Aber die Gnade Gottes wendet sich uns 100%ig zu. Und auf jeden Fall ist die Gnade eine große Hilfe für uns und unser Leben. Wir dürfen bitten, wie der Prophet Jeremia es tat: »Heile du mich, Herr, so werde ich geheilt; hilf du mir, so ist mir geholfen.«
Diese heilsame Gnade kann hineinwirken bis ins ganz und gar Körperliche. Im Evangelium haben wir die Geschichte gehört, wie vier Männer ihren gelähmten Freund zu Jesus bringen, damit er ihn heile.
Die ersten Worte, die sie aus dem Mund von Jesus hören, sind nicht: „Sei gesund!“, sondern: „Deine Sünden sind dir vergeben.“ Erst danach heilt Jesus die Lähmung des Menschen.

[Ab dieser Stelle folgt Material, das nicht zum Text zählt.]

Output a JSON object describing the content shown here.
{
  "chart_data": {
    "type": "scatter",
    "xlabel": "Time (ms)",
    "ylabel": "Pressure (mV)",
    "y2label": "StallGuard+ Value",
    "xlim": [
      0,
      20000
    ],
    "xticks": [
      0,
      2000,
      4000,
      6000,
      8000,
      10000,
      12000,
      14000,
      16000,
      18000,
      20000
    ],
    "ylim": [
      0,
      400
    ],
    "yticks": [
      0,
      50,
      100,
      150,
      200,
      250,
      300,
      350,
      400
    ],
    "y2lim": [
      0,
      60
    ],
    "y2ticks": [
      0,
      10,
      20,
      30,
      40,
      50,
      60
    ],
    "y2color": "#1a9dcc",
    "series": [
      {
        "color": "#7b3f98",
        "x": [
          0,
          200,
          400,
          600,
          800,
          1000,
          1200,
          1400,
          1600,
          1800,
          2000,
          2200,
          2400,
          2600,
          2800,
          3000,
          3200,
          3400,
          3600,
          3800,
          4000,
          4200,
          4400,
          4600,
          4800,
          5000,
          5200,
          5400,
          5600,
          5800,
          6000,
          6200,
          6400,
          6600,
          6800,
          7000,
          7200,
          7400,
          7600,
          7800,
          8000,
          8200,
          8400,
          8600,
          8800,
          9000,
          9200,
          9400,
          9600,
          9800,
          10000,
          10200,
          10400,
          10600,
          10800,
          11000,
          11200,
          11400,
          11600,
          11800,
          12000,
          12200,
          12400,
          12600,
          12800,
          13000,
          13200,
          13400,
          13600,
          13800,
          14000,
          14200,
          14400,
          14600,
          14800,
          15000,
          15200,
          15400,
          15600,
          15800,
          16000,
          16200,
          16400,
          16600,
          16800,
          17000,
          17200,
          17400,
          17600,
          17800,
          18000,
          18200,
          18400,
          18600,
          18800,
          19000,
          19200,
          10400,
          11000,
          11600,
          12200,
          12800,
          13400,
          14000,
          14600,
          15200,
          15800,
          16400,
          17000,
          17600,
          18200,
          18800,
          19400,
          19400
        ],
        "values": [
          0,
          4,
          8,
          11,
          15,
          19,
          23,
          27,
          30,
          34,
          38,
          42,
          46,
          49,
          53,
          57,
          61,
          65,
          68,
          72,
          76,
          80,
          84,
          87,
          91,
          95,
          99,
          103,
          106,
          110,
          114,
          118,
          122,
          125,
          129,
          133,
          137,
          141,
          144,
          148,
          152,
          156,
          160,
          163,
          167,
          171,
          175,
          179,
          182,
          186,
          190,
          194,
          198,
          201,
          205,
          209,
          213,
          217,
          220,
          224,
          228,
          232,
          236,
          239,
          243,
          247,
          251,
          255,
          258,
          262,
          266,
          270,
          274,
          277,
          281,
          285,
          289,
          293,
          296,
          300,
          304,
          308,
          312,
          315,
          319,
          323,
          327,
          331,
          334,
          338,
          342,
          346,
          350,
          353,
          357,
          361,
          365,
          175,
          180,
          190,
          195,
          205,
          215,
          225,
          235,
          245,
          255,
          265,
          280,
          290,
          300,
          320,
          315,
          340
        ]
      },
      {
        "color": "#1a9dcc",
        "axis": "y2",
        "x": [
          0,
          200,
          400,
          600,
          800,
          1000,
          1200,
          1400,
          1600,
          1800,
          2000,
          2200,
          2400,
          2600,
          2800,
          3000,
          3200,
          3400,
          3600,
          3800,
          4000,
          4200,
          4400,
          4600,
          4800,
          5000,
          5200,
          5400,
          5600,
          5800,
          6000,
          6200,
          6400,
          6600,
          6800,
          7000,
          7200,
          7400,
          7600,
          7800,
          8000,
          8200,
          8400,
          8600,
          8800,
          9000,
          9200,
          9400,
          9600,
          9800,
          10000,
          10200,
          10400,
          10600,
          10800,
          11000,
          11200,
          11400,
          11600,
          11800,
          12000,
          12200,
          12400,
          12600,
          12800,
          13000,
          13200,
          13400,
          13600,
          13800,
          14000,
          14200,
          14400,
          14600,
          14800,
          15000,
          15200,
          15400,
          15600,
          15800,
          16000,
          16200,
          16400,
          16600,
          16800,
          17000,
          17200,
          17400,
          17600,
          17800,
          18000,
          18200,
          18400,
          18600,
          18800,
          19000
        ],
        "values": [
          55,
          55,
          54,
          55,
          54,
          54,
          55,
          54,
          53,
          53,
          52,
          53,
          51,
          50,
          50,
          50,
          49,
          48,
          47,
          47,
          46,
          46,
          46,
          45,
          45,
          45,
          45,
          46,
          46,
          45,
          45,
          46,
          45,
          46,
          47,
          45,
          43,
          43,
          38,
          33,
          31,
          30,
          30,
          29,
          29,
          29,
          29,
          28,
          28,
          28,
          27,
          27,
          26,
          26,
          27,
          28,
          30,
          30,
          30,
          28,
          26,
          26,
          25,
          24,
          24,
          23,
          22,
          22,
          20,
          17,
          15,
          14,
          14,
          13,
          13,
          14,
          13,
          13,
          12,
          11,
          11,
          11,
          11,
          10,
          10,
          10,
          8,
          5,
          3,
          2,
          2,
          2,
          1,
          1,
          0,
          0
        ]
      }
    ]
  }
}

Darum nehmen wir doch die Gnade, die Gott uns in Jesus anbietet, mit offenem Herzen an. Sie ist auf jeden Fall heilsam für das Leben in seiner Vielfalt, für unser Leben.
3. Gott geht mit
Mose bittet nun Gott: „So gehe der Herr in unserer Mitte.“ Und Gott sagt es zu, dass er mit dem Volk Israel ist Gott verspricht erneut, mit ihnen zu gehen. Diese Verheißung gilt auch für uns der Gemeinde Jesu Christi. Sie gilt für jeden von uns auf Gott vertraut.
Wir sind eingeladen mit diesem Gott zu gehen, der uns Heil machen will, weil er die Beziehung zu ihm wieder heilmacht und erneuert. Wir sind eingeladen mit diesem Gott zu gehen und unseren Hals zu drehen auf Gott hin.
Damit wir etwas von Gottes Herrlichkeit erleben können, müssen wir beweglich bleiben. Drehen wir unseren Hals immer wieder zu Gott und zu seinen Weisungen.
Lassen wir uns von ihm etwas sagen, auch wenn das unbequem sein sollte. Drehen wir uns auch hin zum Kreuz von Jesus. Dort empfangen wir Gnade. Und die ist allemal heilsam.